Fehrbelliner Straße 3
Prenzlauer Berg
Stone was laid
06 June 2013
29 March 1872
on 24 August 1942 nach Theresienstadt
Later deported
on 26 September 1942 nach Treblinka
in Treblinka
  • Theresa Zlotnicki © OTFW
    Theresa Zlotnicki © OTFW

    Theresa Zlotnicki © OTFW

Theresa Zlotnicki, née Crohn, was born on 29 March 1872 in Czarnikau, Poland. She and her husband Max Zlotnicki had a son and four daughters. Max Zlotnicki is listed in the Berlin directories of the years 1931 to 1937 as a tailor, resident at Fehrbelliner Straße 3. He died in around 1938. In the documents from the population census of May 1939 only Theresa Zlotnicki and her daughter Else are listed at resident at Fehrbelliner Straße 3.
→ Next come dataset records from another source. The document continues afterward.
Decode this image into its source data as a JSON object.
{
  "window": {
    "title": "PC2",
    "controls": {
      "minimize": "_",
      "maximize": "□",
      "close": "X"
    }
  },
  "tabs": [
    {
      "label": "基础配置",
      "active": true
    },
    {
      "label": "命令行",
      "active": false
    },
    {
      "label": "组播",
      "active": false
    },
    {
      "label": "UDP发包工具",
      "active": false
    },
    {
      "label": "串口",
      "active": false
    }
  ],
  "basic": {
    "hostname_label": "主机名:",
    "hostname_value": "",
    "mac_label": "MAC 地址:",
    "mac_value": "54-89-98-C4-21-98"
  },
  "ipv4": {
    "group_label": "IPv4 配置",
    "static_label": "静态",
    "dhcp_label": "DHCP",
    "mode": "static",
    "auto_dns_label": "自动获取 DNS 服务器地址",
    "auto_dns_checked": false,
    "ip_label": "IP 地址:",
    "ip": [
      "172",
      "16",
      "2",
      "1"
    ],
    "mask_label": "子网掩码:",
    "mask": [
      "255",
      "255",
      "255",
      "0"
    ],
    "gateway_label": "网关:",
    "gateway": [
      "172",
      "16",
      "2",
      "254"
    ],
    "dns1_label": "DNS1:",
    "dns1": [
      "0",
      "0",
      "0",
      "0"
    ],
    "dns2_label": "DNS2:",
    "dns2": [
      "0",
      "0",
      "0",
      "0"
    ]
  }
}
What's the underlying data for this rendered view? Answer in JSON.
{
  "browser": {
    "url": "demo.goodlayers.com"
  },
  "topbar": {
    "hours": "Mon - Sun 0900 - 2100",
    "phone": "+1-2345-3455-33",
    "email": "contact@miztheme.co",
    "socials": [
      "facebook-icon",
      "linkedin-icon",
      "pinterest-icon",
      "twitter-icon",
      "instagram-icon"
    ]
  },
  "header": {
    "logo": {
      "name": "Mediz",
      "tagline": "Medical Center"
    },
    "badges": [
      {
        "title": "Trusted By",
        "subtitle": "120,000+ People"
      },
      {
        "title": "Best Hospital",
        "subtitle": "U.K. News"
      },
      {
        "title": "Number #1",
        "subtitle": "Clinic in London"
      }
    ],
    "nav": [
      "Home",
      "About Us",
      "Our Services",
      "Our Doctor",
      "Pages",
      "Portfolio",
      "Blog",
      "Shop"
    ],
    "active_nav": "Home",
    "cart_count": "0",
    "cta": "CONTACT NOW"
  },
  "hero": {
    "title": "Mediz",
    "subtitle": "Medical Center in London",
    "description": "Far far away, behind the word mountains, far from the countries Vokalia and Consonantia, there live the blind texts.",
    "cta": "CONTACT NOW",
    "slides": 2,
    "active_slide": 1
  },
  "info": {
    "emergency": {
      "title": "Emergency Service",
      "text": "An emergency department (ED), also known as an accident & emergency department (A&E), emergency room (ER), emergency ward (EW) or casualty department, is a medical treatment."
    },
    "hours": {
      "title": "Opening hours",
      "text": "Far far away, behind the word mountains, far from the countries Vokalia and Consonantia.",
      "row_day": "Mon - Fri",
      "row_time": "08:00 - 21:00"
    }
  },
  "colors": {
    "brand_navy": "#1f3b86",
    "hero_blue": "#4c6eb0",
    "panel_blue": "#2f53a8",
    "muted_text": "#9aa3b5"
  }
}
There is no file on Theresa Zlotnicki in the Brandenburg regional archive, only a check sheet with a few pieces of information. These include her last address, which was the Jewish old people’s home at Mahlsdorferstraße 94 in Köpenick. But there is no information on when or why she moved out of her home at Fehrbelliner Straße 3. She might have been forced to leave when security of tenure for Jews was rescinded in April 1939. But perhaps she left because her daughter Vera, who lived in the porter’s lodge of the old people’s home with her husband Heinrich and daughter Ruth, born in 1938, wanted her to live close by.
Theresa Zlotnicki was deported to Theresienstadt on 24 August 1942, aged 70, on the “48th transport to the east”. Later that year she was deported further to Treblinka.
Her daughter Vera was deported to Riga, with her husband and four-year-old daughter, two months later. Her son Erich and two other daughters (Herta Wolfberg, Danzigerstraße 52, and Else David, Käthe-Niederkirchner Straße 25) were deported with their families in February and March 1943 to Auschwitz. Within the space of 6 months, almost an entire extended family comprising three generations had been eradicated. Some family members had tried to escape to Argentina but waited in vain for entry visas. After September 1941, emigration from the Nazi state was forbidden.
Theresa Zlotnicki’s youngest daughter Irina was the only one of the family to survive the Shoah. She and her later husband Kurt Rosen managed to escape to Palestine. Their granddaughter Dafna Bagyan, who lives in Israel, requested stumbling stones for her 16 murdered relatives.